Seria impossível ao legislador mencionar, na Lei 8.078/90, todos os casos possíveis a fim de resguardar os direitos do consumidor, sendo assim, o código de defesa do consumidor é uma lei principiológica, carregando consigo princípios gerais que norteiam as relações de consumo dando base ao magistrado no momento de decisão, funcionando como um sistema de cláusulas abertas, muitas vezes somente exemplificando, criando a possibilidade de interpretação ao julgador no caso concreto.

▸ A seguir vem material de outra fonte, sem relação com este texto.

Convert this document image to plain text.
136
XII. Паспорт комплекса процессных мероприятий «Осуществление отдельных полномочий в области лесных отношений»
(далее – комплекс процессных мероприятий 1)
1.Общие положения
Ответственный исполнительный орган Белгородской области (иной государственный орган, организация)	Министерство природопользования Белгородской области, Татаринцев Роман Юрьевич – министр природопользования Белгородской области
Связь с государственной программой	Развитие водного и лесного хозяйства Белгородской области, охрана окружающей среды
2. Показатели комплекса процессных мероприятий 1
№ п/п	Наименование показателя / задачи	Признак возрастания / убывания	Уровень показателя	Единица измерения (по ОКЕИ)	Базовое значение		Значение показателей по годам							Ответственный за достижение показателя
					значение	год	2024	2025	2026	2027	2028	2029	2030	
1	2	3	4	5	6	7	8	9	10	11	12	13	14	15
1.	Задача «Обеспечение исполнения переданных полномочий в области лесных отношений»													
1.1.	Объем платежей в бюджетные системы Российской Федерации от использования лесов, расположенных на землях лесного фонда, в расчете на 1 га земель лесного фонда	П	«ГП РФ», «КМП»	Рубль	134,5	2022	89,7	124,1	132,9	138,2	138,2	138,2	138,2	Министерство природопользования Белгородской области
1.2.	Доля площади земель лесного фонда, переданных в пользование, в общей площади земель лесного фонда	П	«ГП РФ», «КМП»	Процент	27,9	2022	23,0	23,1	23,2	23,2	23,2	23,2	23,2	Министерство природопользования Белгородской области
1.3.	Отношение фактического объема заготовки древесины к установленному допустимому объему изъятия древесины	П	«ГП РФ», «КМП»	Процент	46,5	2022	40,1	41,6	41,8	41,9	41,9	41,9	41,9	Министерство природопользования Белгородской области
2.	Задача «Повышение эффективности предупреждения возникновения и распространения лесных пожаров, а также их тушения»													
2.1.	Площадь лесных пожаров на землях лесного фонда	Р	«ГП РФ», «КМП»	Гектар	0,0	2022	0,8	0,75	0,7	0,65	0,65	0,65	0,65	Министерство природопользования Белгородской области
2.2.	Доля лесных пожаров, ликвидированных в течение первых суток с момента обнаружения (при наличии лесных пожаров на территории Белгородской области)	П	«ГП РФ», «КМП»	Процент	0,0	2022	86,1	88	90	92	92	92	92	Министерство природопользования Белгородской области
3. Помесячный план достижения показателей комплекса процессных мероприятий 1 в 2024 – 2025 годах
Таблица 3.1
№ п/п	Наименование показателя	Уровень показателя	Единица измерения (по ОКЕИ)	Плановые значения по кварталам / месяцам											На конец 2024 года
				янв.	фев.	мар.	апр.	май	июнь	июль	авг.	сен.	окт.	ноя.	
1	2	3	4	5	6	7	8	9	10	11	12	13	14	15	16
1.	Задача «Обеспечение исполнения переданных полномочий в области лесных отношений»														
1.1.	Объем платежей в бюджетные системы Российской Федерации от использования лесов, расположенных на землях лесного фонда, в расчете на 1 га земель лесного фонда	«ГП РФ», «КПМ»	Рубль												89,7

Devido a este sistema, existem termos que ainda não estão devidamente pacificados. O artigo 18º do código de defesa do consumidor trata da responsabilidade dos fornecedores dos produtos duráveis ou não duráveis, taxando-a como solidaria, ou seja, independente da posição na cadeia de comercialização o legislador optou por arrolar a todos com responsabilidade solidaria, criando assim uma segurança ao consumidor e evitando a morosidade na identificação do responsável.

 Ainda no artigo 18 legislador garante que o vicio do produto deve ser sanado no prazo máximo de trinta dias, na não observância desse prazo o consumidor pode escolher entre a troca do referido produto por um de mesma espécie, em perfeitas condições de uso, ou restituição do valor pago ou ainda o abatimento proporciona do preço do produto. No §3º do mesmo artigo, o legislador afirma que, sendo o produto essencial, o consumidor tem o direito à troca imediata ou a restituição imediata da quantia paga ou ainda o abatimento do valor do produto, todos com caráter imediato.

O produto essencial é aquele que possui importância para as atividades cotidianas do consumidor não sendo razoável exigir que o consumidor deixe seu produto essencial para conserto pelo prazo de 30 dias, quando o bem é fundamental para desenvolver suas atividades. (BENJAMIM, MARQUES, BESSA, 2007)

O referido no artigo 18, § 3º, tem gerado muitas discussões, a respeito do que vem a ser produto essencial, uma vez que inexiste lei que destaca quais destes integram o rol de produtos essenciais, pois é muito subjetivo afirmar que este seja todo produto indispensável ao seu proprietário, sendo que algo pode ser de uso indispensável para um individuo, demonstrando sua essencialidade, para outro possa não ser, isso faz com que haja uma necessidade dessa regulamentação.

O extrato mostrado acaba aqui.